Die Niedrigschwelligkeit
Unsere Angebote können ohne Vorbedingungen und Vorleistungen in Anspruch genommen werden. Sie sind für die Zielgruppe leicht zugänglich und erreichbar. Wir müssen damit arbeiten, dass die Hilfesuchenden Beratungen abbrechen und sehr viel später mit derselben Problematik wieder anfragen, Termine nicht einhalten, kurzfristig absagen oder verspätet wahrnehmen, Fragen falsch oder nicht beantworten, eine Vielzahl von miteinander verknüpften Problemen benennen. Wir unterstützen die Jugendlichen dabei Eigenverantwortung zu üben und ihre Probleme zu lösen.
Die Parteilichkeit und Akzeptanz
Wir folgen in unserer Arbeit den Interessen der Jugendlichen. Wir sind zuständig für die Probleme die die Jugendlichen haben und nicht für die Beseitigung der Probleme die sie verursachen. Durch Gespräche, Befragungen und Diskussionen erfahren wir von den Bedürfnissen der Jugendlichen. Wir unterstützen sie dabei ihre Interessen zu erkennen und umzusetzen.
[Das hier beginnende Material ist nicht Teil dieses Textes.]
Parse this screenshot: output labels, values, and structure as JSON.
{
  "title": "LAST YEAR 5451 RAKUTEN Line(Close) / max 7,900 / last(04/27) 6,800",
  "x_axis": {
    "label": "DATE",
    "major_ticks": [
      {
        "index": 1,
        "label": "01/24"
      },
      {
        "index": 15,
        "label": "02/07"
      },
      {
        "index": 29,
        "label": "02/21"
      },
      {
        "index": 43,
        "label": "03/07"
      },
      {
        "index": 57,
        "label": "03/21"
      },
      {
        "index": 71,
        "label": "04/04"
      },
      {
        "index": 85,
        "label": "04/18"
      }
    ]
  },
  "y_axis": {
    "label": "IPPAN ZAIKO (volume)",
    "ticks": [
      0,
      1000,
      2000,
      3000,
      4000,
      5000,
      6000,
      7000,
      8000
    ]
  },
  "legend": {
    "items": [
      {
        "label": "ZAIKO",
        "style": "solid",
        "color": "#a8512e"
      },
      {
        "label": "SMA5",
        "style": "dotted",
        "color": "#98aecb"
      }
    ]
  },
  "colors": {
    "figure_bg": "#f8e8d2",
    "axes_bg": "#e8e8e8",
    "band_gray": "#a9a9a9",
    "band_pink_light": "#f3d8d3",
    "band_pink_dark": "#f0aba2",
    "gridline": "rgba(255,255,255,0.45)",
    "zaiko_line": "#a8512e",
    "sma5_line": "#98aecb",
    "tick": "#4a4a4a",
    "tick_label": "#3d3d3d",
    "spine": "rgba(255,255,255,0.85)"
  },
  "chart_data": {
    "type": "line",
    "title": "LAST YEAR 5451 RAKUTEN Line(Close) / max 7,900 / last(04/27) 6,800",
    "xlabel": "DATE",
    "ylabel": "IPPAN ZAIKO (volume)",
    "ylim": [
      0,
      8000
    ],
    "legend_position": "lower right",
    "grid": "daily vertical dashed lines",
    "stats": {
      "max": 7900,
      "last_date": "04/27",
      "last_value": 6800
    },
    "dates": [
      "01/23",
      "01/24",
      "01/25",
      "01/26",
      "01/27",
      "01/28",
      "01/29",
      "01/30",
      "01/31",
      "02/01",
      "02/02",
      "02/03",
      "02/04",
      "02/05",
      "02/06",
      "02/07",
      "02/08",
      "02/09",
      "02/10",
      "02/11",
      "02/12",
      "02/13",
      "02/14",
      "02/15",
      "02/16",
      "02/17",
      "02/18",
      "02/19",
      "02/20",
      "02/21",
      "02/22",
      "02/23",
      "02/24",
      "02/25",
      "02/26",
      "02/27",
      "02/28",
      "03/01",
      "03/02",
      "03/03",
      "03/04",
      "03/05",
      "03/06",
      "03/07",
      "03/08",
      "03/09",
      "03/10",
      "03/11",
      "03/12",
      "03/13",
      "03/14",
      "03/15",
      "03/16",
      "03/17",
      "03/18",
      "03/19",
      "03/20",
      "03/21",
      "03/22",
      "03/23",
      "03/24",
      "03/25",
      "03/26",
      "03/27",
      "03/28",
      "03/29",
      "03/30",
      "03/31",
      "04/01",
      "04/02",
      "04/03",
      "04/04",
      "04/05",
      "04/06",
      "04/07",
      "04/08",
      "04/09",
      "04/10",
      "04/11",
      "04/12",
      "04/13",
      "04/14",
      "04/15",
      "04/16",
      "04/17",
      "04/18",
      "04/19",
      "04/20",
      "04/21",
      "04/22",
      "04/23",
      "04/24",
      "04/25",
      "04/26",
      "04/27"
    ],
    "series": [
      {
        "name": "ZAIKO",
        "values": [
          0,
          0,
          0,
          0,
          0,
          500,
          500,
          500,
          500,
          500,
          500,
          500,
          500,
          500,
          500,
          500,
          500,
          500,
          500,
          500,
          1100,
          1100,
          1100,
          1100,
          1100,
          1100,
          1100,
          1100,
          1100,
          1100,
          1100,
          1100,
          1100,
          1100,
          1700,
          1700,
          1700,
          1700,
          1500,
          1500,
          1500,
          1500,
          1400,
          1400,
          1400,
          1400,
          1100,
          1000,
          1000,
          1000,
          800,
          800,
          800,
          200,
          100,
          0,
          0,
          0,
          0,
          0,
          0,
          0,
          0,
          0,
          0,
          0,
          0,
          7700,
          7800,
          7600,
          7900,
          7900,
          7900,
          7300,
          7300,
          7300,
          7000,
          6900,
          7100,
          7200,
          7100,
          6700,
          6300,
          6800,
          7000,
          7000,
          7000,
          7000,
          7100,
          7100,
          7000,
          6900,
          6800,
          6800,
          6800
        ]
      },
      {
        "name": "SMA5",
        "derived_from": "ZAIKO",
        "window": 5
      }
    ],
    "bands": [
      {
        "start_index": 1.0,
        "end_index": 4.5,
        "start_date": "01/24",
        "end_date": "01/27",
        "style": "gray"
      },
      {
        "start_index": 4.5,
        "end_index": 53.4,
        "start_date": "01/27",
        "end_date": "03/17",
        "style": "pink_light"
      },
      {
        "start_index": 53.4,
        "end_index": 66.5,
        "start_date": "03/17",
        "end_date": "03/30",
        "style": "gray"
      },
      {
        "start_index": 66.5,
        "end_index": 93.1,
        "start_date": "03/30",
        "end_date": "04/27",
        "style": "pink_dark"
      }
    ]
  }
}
In den Stadtteilgremien setzten wir uns für ihre Belange ein. Unter Akzeptanz verstehen wir eine humanistische akzeptierende Haltung gegenüber den Jugendlichen, die natürlich nicht mit Gleichgültigkeit zu verwechseln ist. Wir können nur einen Zugang zu den Jugendlichen finden, wenn wir ihre individuellen Vorstellungen, Lebensentwürfe und Strategien akzeptieren und annehmen. Gerade dies ist die Voraussetzung für die Zusammenarbeit mit ansonsten stigmatisierten und ausgegrenzten Personen. Unser Ziel ist die Stärkung ihres eigenverantwortlichen Handelns. Unsere Haltung drückt sich im persönlichen Umgang mit den Jugendlichen auch in Konfliktsituationen aus. Ziel unserer Arbeit ist die Kommunikation mit den Jugendlichen. Auch in Konflikten grenzen wir Jugendliche nicht durch Hausverbote oder ähnliche Sanktionen aus, sondern wir versuchen den Dialog mit ihnen immer wieder herzustellen. Diese erfordert ein hohes Maß an Eigenreflexion und Absprachen im Team um sowohl im Umgang mit den einzelnen Jugendlichen, als auch in bestimmten Konflikten im Sinne unseres Konzeptes und unseres Arbeitsauftrages adäquat zu reagieren.
Die aufsuchende Arbeit als Methode
Ein wesentliches Merkmal unseres Arbeitsansatzes ist die aufsuchende Arbeit. Wir suchen die Jugendlichen an ihren jeweiligen Treffpunkten auf, um mit Ihnen Kontakt aufzunehmen, unsere Angebote bekannt zu machen und durch gewonnenes Vertrauen und Bekanntheit in der Szene einen Zugang zu den Jugendlichen zu bekommen. Nur durch diesen Zugang ist es uns möglich ungünstig verlaufende Lebensbiographien zu beeinflussen und den Jugendlichen Beratung, Hilfe, Begleitung und Unterstützung bei ihren Problemen anzubieten. Die aufsuchende Arbeit dient also letztlich immer wieder dazu den Zugang zu den Angeboten der Straßensozialarbeit zu ermöglichen und aus den Kontakten entstehen in der Regel Arbeitsaufträge an uns. Wir entwickeln gemeinsam mit dem Jugendlichen eine Perspektive um persönliche Krisen zu überwinden, die materielle Grundversorgung abzusichern, existentielle Bedrohung abzuwehren, berufliche und schulische Integration und Qualifikation zu ermöglichen und die Teilnahme an sozialem und kulturellen Geschehen zu ermöglichen.